The last major revision of the SAT introduced a number of prominent changes like rights-only scoring (yay) and the No Calculator Math section (boo). One addition that mostly flew under the radar has emerged as a sore spot for many students tackling the SAT Reading section. What are Founding Documents and why are they so hard to deal with?
Every Reading section from any of the SAT Suite of Assessments now includes one passage or a pair of passages from either a U.S. founding document or a text in the Great Global Conversation they inspired. According to the College Board, the U.S. founding documents include but are not limited to the Declaration of Independence, the Bill of Rights, and the Federalist Papers. These seminal works and those from activists, politicians, and philosophers from around the world share a focus on equality, rights, and the nature of civic life.

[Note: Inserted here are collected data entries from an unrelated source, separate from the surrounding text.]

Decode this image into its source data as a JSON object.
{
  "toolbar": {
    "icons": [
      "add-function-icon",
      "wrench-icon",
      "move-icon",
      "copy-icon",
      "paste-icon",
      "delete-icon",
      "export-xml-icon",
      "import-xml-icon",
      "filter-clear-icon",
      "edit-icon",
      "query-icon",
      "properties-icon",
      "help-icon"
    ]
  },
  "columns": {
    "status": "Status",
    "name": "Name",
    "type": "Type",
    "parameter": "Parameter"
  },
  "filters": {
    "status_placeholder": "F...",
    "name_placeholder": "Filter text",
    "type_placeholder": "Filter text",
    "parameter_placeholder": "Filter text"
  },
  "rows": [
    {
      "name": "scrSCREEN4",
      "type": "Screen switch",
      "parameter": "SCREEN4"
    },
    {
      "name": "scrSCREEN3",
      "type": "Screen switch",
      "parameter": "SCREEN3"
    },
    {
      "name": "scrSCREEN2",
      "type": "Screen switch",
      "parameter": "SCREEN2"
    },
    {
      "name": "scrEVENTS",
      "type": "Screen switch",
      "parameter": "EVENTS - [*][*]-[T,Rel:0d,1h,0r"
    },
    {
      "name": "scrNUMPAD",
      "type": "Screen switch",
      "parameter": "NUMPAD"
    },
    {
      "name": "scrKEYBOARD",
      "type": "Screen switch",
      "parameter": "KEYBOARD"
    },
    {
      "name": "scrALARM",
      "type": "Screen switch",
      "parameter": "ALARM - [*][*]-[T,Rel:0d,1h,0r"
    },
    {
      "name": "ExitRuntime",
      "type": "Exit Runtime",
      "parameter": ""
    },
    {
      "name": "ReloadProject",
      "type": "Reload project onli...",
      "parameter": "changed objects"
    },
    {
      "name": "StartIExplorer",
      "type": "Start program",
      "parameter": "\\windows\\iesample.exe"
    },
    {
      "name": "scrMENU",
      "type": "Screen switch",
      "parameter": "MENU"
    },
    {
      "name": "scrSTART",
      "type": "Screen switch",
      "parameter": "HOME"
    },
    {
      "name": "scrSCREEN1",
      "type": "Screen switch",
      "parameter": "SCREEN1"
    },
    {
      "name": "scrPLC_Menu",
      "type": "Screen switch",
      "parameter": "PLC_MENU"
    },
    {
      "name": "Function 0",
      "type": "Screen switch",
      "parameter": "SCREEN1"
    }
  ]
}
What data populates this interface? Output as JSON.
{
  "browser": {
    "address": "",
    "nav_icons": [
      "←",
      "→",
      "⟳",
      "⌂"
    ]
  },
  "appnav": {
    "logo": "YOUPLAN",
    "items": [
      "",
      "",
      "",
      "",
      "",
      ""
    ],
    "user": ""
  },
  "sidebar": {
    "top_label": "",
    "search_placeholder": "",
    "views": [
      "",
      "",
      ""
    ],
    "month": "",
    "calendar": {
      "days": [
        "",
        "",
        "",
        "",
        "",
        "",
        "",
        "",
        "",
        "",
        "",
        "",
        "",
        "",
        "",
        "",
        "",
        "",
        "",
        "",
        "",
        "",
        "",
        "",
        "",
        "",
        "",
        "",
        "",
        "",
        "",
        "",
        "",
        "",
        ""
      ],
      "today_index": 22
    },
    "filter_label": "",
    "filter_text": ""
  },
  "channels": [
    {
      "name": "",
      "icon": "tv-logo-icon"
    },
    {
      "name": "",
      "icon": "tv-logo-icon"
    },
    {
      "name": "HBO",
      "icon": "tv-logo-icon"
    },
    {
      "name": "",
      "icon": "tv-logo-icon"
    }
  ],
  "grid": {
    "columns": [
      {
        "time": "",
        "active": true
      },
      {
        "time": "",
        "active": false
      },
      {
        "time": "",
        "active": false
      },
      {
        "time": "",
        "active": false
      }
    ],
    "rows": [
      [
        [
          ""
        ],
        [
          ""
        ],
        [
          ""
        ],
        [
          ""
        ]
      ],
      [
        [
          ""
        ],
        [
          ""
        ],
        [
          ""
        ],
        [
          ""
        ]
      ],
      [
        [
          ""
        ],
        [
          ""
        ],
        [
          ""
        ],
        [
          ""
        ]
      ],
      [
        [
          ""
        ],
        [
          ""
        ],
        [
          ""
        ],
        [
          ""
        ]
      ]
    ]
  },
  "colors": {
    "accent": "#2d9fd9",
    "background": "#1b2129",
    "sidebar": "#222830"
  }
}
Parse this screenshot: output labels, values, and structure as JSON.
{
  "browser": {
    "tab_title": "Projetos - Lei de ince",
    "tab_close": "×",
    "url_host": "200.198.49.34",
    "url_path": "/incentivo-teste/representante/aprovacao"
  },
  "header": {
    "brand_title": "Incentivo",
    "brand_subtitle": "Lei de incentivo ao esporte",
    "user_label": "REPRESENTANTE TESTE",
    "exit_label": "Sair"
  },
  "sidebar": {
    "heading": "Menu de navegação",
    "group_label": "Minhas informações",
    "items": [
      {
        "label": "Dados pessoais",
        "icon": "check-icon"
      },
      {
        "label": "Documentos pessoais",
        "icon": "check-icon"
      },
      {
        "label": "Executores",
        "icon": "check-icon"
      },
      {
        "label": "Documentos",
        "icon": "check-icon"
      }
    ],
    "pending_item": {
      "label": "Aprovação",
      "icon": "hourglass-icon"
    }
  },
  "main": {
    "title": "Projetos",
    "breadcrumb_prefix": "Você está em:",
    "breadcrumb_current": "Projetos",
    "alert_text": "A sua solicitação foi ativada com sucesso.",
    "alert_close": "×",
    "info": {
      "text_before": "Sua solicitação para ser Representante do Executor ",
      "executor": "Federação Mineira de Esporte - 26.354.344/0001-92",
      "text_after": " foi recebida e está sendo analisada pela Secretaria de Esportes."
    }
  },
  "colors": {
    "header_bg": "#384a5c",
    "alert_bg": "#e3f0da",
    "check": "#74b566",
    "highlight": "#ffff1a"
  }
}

While today’s teens are generally attuned to vital matters as freedom, justice, and human dignity, they often struggle with reading passages in this category. What makes these passages so tough. For one, they are old. These passages are excerpted from formal documents, articles, and speeches from as far back as the 18th century. The elaborate phrasing and esoteric vocabulary such works routinely employ utterly mystify many 21st century readers, as anyone who has struggled with Shakespeare can attest.
In addition, these historic works are dense with meaning. American jurists and politicians have been parsing documents like the Constitution for centuries without arriving at a clear understanding or consensus. The concepts of freedom and justice they grapple with are likewise still debated today. How are high schoolers supposed to master these complex ideas in a matter of minutes? We have a few suggestions:
1. Understand Rhetoric and Argumentation
Every one of these Founding Document and Great Global Conversation passages falls cleanly into the category of persuasive writing. Each passionate writer or speaker has been immortalized for his or her eloquence in espousing a particular principle, which is central to understanding the passage. Since the excerpt represents an argument, identify its claims, evidence, and reasoning. Also pay attention to persuasive and rhetorical elements as well as overriding themes of ethos, pathos, and logos. Some questions may ask about these elements directly, but all are informed by a general understanding of the argument at hand.
2. Pierce Through Classical Language
Technology may have advanced exponentially over the years, but the pinnacle of English language writing may be far behind us. Writers in previous centuries displayed a mastery of vocabulary and phrasing few readers ever see–or want–today. Anyone taking the SAT should learn to deal with “old” passages by cutting through the baroque phrasing to understand the primary ideas being espoused. Understanding unfamiliar words through context and paraphrasing complex points in simpler terms will lead to a stronger grasp of what matters in each passage.
3. Learn Some History
Reading questions on the SAT & ACT never test prior topic-specific knowledge, but that doesn’t mean such knowledge can’t help. In the case of Founding Document and Great Global Conversation passages, previous acquaintance with the author and his or her historical importance cannot help but foster a faster understanding of the main idea of the passage. For example, knowing that Elizabeth Cady Stanton was a leading figure of the early women’s rights movement would have set a test taker up for success when answering questions on her passage on a previously released official test. Always pay attention to the introductory sourcing of each passage and search your memory for the author’s role in history.